We have a saying in reguards to this, localy, and that is,"Its all got to feel the same or its never going to work for you." Of course multiple applications are possible and I think that is what training in Kata is really all about. When you start focusing on principles of motion while practicing. Breaking a wrist grab is the same basic motion as an upper cutt / Downward block but you refine the downward block motion to perhaps maintain contact and negate your opponent from gaining a positional advantage / and or from striking you by simply holding his wrist an yanking him against his weakest base of support. 
Anywhoo, focusing a bit on multiple applications will teach you more and more about the basic motion you a performing, and Kata is a great place to play with your basic motion. If you are doing it right it should all look the same, and hopefully "feel" the same. :jedi1:
Sean


----------



## loki09789 (Nov 4, 2004)

Zepp said:
			
		

> Just so you know where I'm coming from in asking this, I train in a style of Tae Kwon Do that still uses some of the Okinawan/Japanese forms. As most of you probably know, our focus when we practice these forms is primarily in the striking/blocking techniques. The grabs and grappling techniques contained in these forms are taught as alternatives (usually after we ask about it).
> 
> (Please try to not turn this into a let's-bash-Korean-arts thread.)
> 
> Often when I see karate practitoners demonstrate their forms, whether in person or on video, I notice that some of the techniques with which I am familiar seem to be less clearly defined as to whether they are intended to be strikes/blocks or grappling techniques. I'm curious to know if this is common in karate. Also, is there a particular advantage to having a certain a amount of ambiguity when practicing forms? Or are these techniques actually well-defined, and I just don't realize what they're actually meant to be? I know some of you would like me to give specific examples, but I'd like to talk about this in general terms first, if possible.
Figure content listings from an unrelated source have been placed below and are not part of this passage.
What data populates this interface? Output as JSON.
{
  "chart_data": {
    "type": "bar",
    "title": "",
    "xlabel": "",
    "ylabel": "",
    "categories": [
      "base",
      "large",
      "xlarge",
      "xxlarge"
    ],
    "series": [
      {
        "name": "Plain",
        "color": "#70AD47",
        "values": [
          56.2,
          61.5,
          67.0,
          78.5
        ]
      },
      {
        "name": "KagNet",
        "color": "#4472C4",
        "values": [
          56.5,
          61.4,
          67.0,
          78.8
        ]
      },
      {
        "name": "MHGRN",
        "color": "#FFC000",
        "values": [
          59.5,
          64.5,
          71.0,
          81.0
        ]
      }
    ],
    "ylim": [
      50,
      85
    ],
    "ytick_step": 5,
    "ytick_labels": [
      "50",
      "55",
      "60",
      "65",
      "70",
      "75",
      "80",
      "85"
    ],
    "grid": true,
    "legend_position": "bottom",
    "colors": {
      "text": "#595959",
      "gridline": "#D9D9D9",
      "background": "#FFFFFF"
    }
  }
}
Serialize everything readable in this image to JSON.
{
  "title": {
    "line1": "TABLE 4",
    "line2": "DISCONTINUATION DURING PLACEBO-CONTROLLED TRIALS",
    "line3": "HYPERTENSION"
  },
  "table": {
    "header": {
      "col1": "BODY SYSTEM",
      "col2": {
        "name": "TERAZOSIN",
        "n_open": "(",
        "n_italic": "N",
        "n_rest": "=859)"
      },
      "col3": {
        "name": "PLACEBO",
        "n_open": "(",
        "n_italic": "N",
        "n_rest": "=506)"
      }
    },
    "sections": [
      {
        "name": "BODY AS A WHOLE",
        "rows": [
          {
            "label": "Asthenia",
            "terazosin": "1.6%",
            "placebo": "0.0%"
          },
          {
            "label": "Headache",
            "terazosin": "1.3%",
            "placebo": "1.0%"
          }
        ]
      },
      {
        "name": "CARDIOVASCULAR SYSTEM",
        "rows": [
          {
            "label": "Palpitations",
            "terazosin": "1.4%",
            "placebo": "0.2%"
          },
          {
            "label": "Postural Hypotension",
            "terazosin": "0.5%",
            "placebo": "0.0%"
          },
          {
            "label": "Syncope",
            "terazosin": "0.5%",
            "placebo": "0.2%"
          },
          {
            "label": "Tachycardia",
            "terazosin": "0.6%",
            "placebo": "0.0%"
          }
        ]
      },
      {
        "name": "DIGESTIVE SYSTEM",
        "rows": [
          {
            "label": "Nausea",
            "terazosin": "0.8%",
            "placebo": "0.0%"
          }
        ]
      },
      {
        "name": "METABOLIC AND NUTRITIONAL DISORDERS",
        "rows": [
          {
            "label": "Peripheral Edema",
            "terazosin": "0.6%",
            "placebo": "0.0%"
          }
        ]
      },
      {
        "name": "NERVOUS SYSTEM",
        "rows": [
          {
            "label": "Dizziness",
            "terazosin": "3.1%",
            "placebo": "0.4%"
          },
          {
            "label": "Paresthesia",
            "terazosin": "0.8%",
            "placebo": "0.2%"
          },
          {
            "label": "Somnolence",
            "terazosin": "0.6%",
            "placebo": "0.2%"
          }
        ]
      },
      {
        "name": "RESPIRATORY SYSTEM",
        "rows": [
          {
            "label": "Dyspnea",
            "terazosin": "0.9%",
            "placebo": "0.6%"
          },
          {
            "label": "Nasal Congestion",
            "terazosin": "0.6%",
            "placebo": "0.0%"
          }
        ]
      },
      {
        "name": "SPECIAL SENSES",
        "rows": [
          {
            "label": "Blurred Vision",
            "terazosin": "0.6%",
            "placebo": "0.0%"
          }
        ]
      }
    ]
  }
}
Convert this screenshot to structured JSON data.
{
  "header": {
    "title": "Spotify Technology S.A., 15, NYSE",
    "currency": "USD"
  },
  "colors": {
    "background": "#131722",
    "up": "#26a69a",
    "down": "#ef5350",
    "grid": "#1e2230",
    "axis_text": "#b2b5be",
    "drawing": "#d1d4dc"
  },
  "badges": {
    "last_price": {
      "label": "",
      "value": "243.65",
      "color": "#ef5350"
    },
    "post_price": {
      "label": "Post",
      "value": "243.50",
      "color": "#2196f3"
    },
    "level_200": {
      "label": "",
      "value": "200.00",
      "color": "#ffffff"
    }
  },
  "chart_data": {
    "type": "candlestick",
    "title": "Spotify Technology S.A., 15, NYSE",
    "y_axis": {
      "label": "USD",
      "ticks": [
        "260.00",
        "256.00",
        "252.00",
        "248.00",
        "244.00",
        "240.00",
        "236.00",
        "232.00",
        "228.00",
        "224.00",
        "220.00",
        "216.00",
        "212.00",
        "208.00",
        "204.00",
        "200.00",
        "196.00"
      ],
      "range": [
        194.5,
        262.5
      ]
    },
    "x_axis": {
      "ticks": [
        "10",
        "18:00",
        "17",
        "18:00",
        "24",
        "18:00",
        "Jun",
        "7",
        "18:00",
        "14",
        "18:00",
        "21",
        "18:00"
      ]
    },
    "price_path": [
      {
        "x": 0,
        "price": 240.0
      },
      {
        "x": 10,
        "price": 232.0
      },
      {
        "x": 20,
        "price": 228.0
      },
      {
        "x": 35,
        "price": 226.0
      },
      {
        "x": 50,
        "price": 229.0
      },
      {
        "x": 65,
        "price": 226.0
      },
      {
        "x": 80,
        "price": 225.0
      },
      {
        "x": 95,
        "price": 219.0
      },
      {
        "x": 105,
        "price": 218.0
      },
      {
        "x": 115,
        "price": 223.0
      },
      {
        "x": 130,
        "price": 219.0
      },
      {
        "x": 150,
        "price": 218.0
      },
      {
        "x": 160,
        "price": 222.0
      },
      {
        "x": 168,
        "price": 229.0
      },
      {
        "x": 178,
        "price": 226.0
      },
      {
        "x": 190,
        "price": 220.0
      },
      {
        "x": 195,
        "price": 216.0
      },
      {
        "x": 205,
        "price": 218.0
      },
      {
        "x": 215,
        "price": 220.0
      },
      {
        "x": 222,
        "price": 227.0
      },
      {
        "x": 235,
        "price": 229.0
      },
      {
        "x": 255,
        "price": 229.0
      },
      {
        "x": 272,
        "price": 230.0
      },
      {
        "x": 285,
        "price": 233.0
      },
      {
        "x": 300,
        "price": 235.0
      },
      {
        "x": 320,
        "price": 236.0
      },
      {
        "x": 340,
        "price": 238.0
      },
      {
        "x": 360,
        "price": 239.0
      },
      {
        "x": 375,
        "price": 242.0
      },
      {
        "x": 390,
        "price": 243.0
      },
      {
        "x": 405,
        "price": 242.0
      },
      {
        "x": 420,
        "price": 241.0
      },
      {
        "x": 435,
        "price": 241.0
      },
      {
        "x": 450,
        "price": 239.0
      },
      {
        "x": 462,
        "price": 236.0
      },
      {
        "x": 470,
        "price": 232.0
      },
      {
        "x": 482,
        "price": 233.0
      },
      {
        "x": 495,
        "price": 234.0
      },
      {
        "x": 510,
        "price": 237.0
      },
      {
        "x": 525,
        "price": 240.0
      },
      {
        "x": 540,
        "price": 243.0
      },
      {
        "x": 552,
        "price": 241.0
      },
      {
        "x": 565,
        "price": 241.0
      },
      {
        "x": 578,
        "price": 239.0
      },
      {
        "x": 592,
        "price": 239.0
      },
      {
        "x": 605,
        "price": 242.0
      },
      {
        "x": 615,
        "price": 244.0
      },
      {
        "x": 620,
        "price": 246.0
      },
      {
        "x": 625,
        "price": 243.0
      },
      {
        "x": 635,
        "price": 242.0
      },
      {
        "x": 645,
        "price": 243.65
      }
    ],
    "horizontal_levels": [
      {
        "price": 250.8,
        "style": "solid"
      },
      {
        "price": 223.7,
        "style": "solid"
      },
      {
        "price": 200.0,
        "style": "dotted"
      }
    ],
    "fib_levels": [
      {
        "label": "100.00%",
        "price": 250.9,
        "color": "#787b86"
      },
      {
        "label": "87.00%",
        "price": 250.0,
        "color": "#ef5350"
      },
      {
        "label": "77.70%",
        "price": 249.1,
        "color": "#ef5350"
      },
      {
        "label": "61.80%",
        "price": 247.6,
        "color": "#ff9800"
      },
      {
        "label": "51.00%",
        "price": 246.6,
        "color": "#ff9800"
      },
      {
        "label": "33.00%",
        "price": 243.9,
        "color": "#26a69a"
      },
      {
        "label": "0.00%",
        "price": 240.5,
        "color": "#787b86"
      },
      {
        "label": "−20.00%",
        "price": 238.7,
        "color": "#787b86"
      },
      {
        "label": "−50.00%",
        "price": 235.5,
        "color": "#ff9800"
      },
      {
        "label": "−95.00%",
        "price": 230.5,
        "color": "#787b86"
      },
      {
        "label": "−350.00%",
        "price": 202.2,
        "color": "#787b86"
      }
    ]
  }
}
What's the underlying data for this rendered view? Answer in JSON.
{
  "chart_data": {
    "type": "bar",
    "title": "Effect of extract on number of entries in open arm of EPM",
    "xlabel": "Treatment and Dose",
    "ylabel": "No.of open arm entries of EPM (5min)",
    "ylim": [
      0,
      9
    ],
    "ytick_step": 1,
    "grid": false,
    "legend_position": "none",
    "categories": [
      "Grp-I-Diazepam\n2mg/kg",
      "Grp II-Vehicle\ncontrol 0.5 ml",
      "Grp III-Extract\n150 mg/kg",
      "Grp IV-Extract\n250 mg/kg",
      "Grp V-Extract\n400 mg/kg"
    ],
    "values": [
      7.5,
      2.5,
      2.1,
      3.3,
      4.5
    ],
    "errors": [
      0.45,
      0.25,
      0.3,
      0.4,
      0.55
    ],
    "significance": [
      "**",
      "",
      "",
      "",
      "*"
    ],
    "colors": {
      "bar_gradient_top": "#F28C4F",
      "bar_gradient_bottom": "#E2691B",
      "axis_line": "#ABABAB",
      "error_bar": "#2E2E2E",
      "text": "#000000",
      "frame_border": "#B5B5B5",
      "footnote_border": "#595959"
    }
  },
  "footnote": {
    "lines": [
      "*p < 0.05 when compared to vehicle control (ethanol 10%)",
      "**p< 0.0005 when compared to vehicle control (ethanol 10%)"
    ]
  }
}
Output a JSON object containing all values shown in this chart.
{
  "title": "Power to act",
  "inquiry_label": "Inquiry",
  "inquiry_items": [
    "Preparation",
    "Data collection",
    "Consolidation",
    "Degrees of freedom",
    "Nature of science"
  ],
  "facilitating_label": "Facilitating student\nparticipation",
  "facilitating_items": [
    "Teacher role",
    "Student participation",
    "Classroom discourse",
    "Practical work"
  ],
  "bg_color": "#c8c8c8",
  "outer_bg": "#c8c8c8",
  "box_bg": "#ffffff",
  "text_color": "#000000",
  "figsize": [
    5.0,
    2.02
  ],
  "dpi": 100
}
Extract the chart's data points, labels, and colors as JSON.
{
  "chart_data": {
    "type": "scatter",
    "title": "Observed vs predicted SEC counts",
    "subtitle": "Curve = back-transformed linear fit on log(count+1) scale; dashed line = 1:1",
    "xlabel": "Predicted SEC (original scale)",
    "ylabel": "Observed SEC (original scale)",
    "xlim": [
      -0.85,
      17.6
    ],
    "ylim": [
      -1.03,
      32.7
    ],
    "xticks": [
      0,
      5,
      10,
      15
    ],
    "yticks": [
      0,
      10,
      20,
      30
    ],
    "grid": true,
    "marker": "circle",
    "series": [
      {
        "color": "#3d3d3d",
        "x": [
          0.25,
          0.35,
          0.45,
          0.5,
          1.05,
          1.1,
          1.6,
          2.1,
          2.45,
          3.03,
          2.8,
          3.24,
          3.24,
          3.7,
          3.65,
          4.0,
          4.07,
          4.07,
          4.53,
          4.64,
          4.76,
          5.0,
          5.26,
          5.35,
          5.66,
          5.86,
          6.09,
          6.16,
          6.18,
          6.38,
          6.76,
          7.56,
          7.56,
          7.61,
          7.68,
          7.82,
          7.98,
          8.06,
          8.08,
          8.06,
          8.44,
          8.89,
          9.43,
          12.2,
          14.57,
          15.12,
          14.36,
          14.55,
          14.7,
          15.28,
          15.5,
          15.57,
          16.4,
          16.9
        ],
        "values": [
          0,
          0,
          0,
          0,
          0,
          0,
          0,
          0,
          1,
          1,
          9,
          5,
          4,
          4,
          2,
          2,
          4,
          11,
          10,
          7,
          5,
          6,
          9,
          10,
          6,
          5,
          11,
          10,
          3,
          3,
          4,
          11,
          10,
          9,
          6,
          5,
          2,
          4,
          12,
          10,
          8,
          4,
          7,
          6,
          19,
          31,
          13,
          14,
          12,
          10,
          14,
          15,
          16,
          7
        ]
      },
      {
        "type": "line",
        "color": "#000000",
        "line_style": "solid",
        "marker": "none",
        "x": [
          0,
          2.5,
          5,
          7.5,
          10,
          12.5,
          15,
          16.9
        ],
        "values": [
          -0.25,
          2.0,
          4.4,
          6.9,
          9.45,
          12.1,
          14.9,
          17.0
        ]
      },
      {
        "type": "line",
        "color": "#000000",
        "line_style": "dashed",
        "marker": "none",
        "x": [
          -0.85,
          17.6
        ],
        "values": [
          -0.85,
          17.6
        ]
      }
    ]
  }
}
There are levels of perspective for forms.

1.  Mechanical/technical:  A series of movements that are to be done with a certain level of balance, power, endurance, coordination - strictly biomechanical.

2.  Contextual/application:  "Imagine that you are blocking/striking/throwing...xyz attacker at this point" which helps give you a focus to visualize and apply some "UMPH" to the performance of the form.

3.  Conceptual/Tactical:  Take into account the mechanical motions, the one application that you visualize when you perform it and then imagine what other situations/contexts that a particular motion can be used in (hard blocks become forearm strikes, chambering becomes locks....).

So, basically it depends on what you are looking to get out of your forms training at a particular moment that dictates whether something is ambiguous or evident.


----------